While visiting Mexico last February, Pope Francis intervened in America’s political battles. Although he did not mention Trump’s name, the reference was clear: “A person who thinks only of building walls, wherever it may be, and not of building bridges, is not Christian. This is not in the Gospel.” I sympathize with the Holy Father’s instincts. As St. Paul reminds the Ephesians, the blood of Christ has broken down the wall of hostility that separates Jew from Gentile. In the Old Testament, this wall is theologically central, and as it falls, so do all the walls that divide us from one another. For this reason, St. Paul proclaims to the Galatian followers of the Christian way: “There is neither Jew nor Greek, there is neither slave nor free, there is neither male nor female; for you are all one in Christ Jesus.”

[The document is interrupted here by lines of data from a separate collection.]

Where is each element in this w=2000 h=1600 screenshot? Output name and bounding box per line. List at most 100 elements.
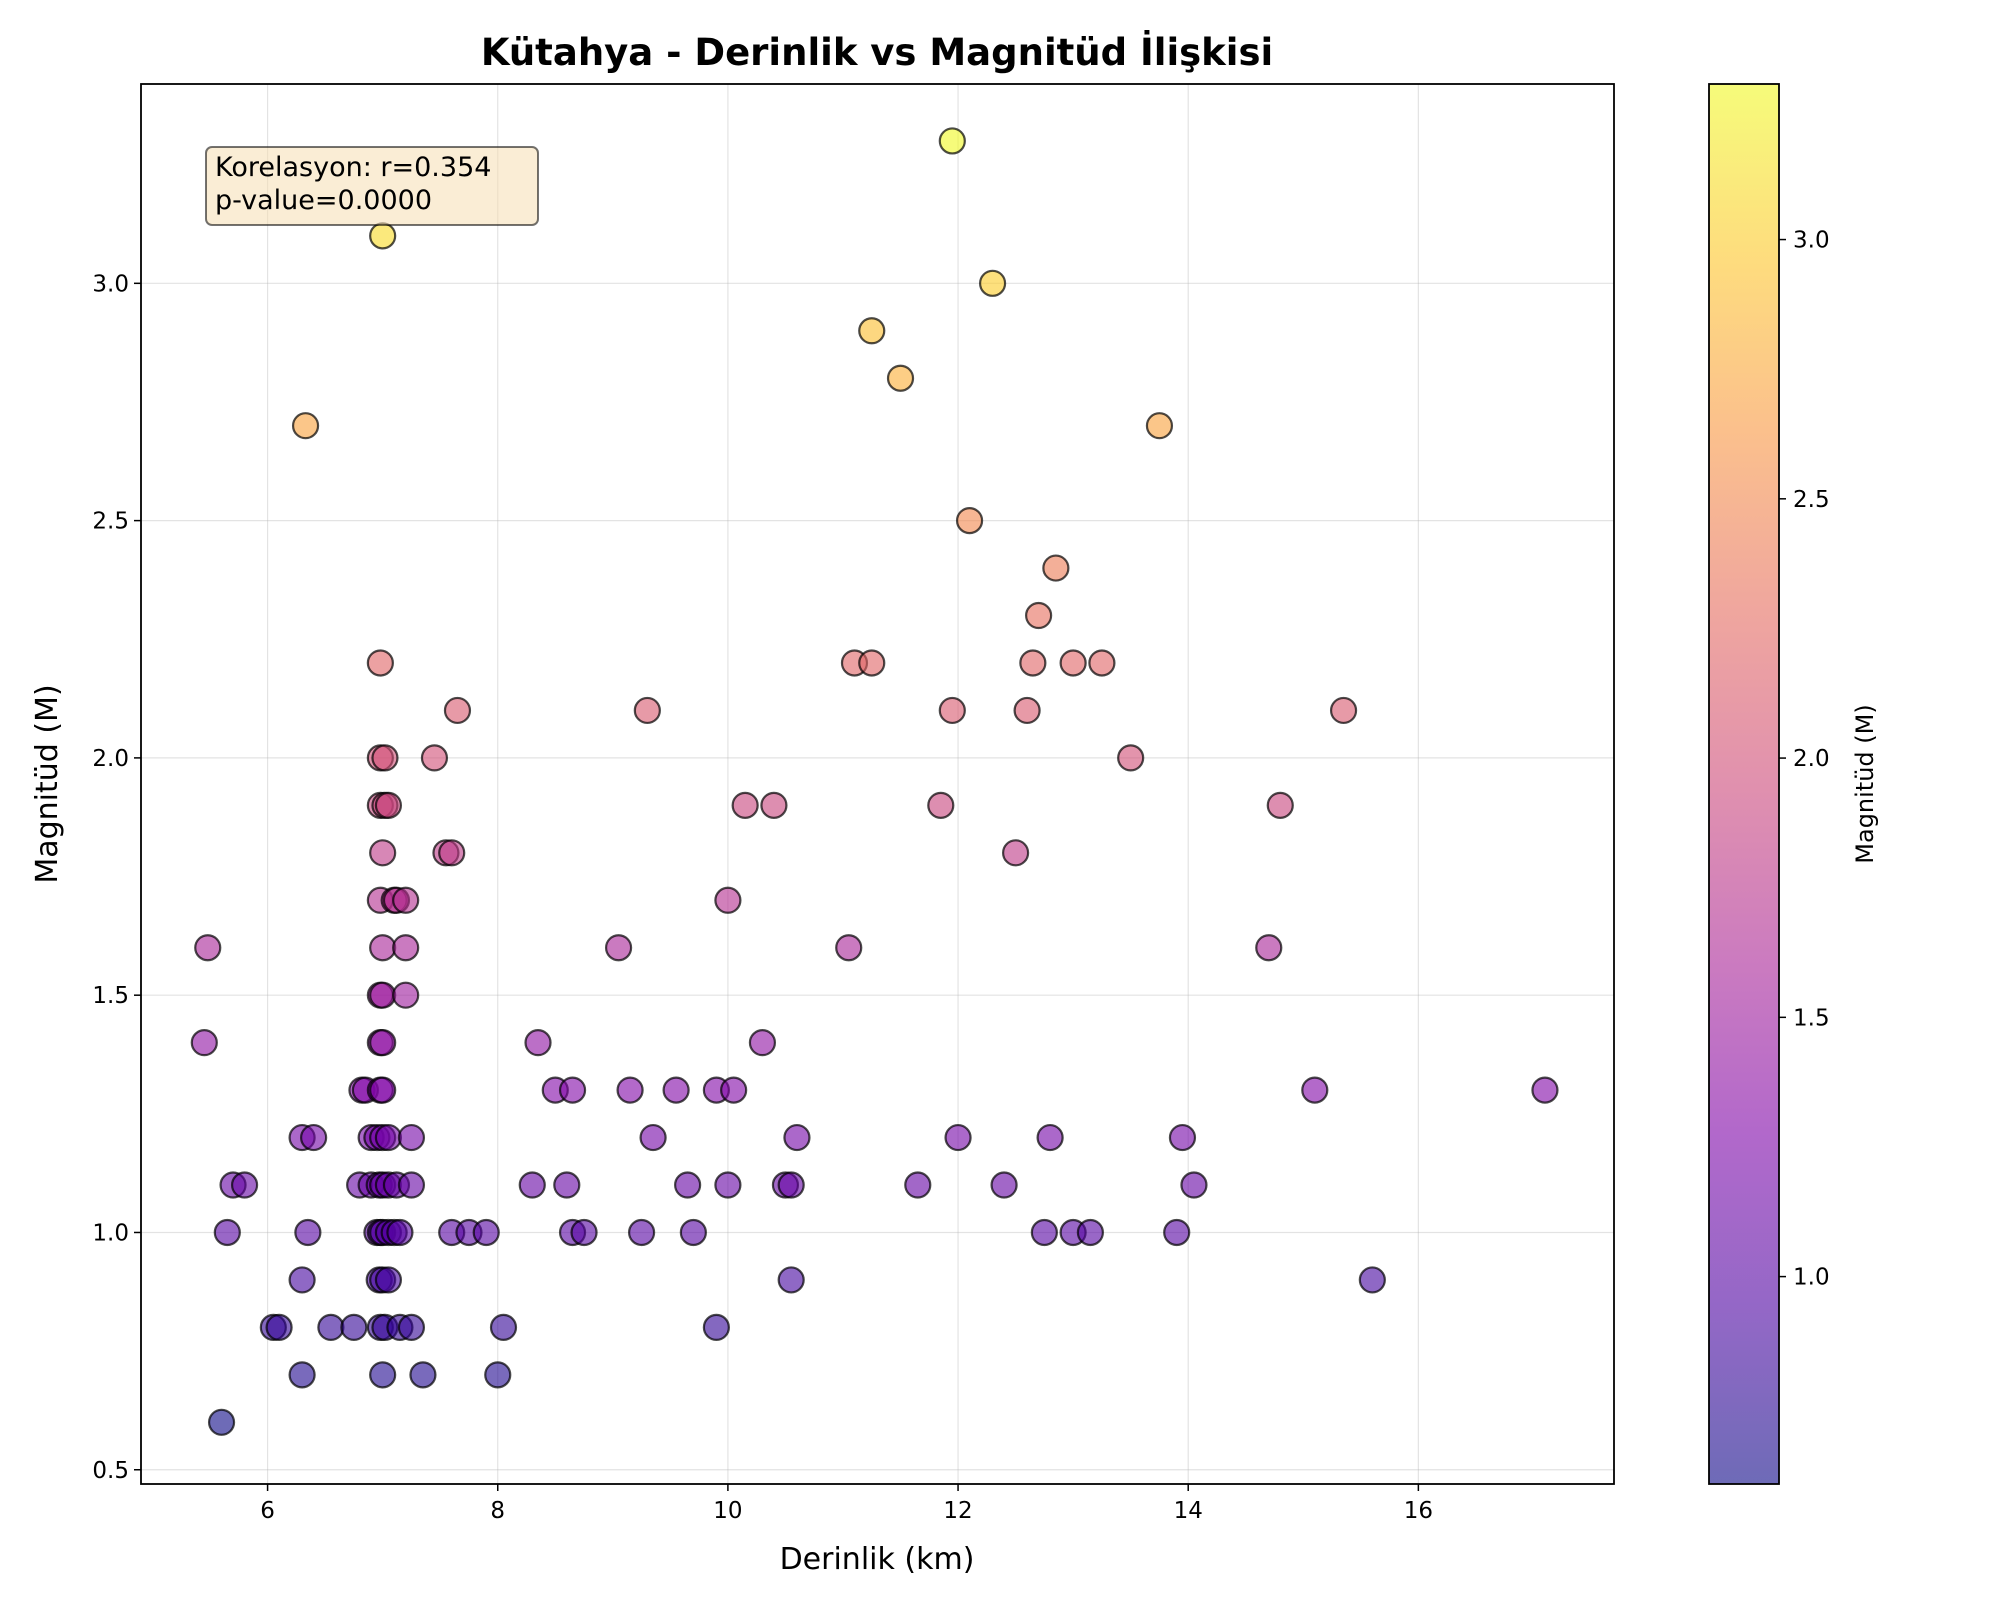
data-point <box>265 1313 293 1341</box>
data-point <box>702 1313 730 1341</box>
data-point <box>369 1361 397 1389</box>
data-point <box>858 317 886 345</box>
data-point <box>1088 649 1116 677</box>
data-point <box>1168 1123 1197 1152</box>
data-point <box>990 1171 1018 1199</box>
y-tick-label: 1.5 <box>92 983 129 1009</box>
data-point <box>213 1218 241 1247</box>
data-point <box>835 934 863 962</box>
x-tick-label: 10 <box>713 1498 742 1524</box>
data-point <box>616 1076 644 1104</box>
data-point <box>783 1123 811 1152</box>
data-point <box>374 1123 403 1152</box>
data-points <box>190 127 1559 1436</box>
data-point <box>369 934 397 962</box>
colorbar-ticks: 1.0 1.5 2.0 2.5 3.0 <box>1779 228 1830 1291</box>
data-point <box>1025 601 1053 630</box>
data-point <box>1301 1076 1329 1104</box>
data-point <box>518 1171 546 1199</box>
data-point <box>955 507 984 535</box>
x-tick-label: 6 <box>260 1498 275 1524</box>
data-point <box>230 1171 259 1199</box>
data-point <box>369 222 397 250</box>
annotation-line-1: Korelasyon: r=0.354 <box>215 152 491 183</box>
data-point <box>291 412 320 440</box>
y-axis-title: Magnitüd (M) <box>30 684 65 883</box>
data-point <box>392 886 420 914</box>
data-point <box>1145 412 1174 440</box>
data-point <box>627 1218 656 1247</box>
colorbar-tick-label: 1.5 <box>1793 1005 1830 1031</box>
data-point <box>374 1266 403 1294</box>
y-tick-label: 0.5 <box>92 1458 129 1484</box>
data-point <box>420 744 449 772</box>
data-point <box>369 1029 397 1057</box>
data-point <box>443 696 472 725</box>
x-tick-label: 14 <box>1174 1498 1203 1524</box>
data-point <box>288 1266 316 1294</box>
colorbar-tick-label: 1.0 <box>1793 1265 1830 1291</box>
colorbar-frame <box>1708 83 1780 1485</box>
data-point <box>927 791 955 819</box>
data-point <box>484 1361 512 1389</box>
data-point <box>731 791 759 819</box>
data-point <box>371 744 399 772</box>
colorbar-tick-label: 2.5 <box>1793 487 1830 513</box>
y-axis-ticks: 0.5 1.0 1.5 2.0 2.5 3.0 <box>92 271 141 1484</box>
data-point <box>300 1123 328 1152</box>
data-point <box>472 1218 500 1247</box>
x-tick-label: 8 <box>490 1498 505 1524</box>
data-point <box>604 934 633 962</box>
plot-frame <box>140 83 1615 1485</box>
data-point <box>679 1218 707 1247</box>
data-point <box>1013 696 1041 725</box>
data-point <box>662 1076 690 1104</box>
data-point <box>369 839 397 867</box>
data-point <box>397 1123 426 1152</box>
data-point <box>570 1218 598 1247</box>
data-point <box>886 364 915 392</box>
data-point <box>1076 1218 1104 1247</box>
data-point <box>374 791 403 819</box>
data-point <box>392 981 420 1009</box>
x-tick-label: 16 <box>1404 1498 1433 1524</box>
data-point <box>1255 934 1283 962</box>
data-point <box>489 1313 518 1341</box>
data-point <box>190 1029 218 1057</box>
data-point <box>760 791 788 819</box>
data-point <box>317 1313 345 1341</box>
data-point <box>288 1361 316 1389</box>
data-point <box>978 269 1007 297</box>
data-point <box>1358 1266 1386 1294</box>
colorbar-title: Magnitüd (M) <box>1851 704 1879 863</box>
data-point <box>714 886 742 914</box>
data-point <box>777 1171 805 1199</box>
data-point <box>1019 649 1047 677</box>
chart-title: Kütahya - Derinlik vs Magnitüd İlişkisi <box>481 30 1273 74</box>
colorbar: 1.0 1.5 2.0 2.5 3.0 Magnitüd (M) <box>1708 83 1879 1485</box>
data-point <box>639 1123 667 1152</box>
data-point <box>392 934 420 962</box>
data-point <box>633 696 661 725</box>
data-point <box>714 1171 742 1199</box>
data-point <box>748 1029 777 1057</box>
y-tick-label: 1.0 <box>92 1220 129 1246</box>
annotation-line-2: p-value=0.0000 <box>215 185 432 216</box>
correlation-annotation: Korelasyon: r=0.354 p-value=0.0000 <box>205 146 539 226</box>
data-point <box>294 1218 322 1247</box>
data-point <box>194 934 222 962</box>
x-axis-ticks: 6 8 10 12 14 16 <box>260 1484 1433 1524</box>
data-point <box>1531 1076 1559 1104</box>
data-point <box>777 1266 805 1294</box>
data-point <box>438 839 466 867</box>
y-tick-label: 2.0 <box>92 746 129 772</box>
data-point <box>366 649 394 677</box>
data-point <box>1042 554 1070 582</box>
data-point <box>944 1123 972 1152</box>
x-tick-label: 12 <box>943 1498 972 1524</box>
data-point <box>340 1313 368 1341</box>
data-point <box>1030 1218 1058 1247</box>
data-point <box>397 1171 426 1199</box>
y-tick-label: 3.0 <box>92 271 129 297</box>
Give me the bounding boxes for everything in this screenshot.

This proclamation of unity pertains to the Church, the new commonwealth established in Christ, not to sovereign nations, a distinction we always need to keep in mind when thinking about immigration and refugees. That said, a culture influenced by Christianity cultivates virtues of hospitality and welcome, or as Pope Francis likes to say, “encounter” and “dialogue.” We should encourage them. But St. Paul does not say that God tears down walls simply because that’s a good thing to do. The future promised in Christ is not one of limitless openness and a world without boundaries. We are united because our baptism overcomes divisions, bringing us into the supernatural city of God that walls us off from the power of sin and death. Nothing could be more solid, reliable, and immoveable than our covenant with God in Christ, our rock and our salvation. The Lord’s enduring Word brings us together in a common love, not inclusive sentiments or proclamations of universal rights.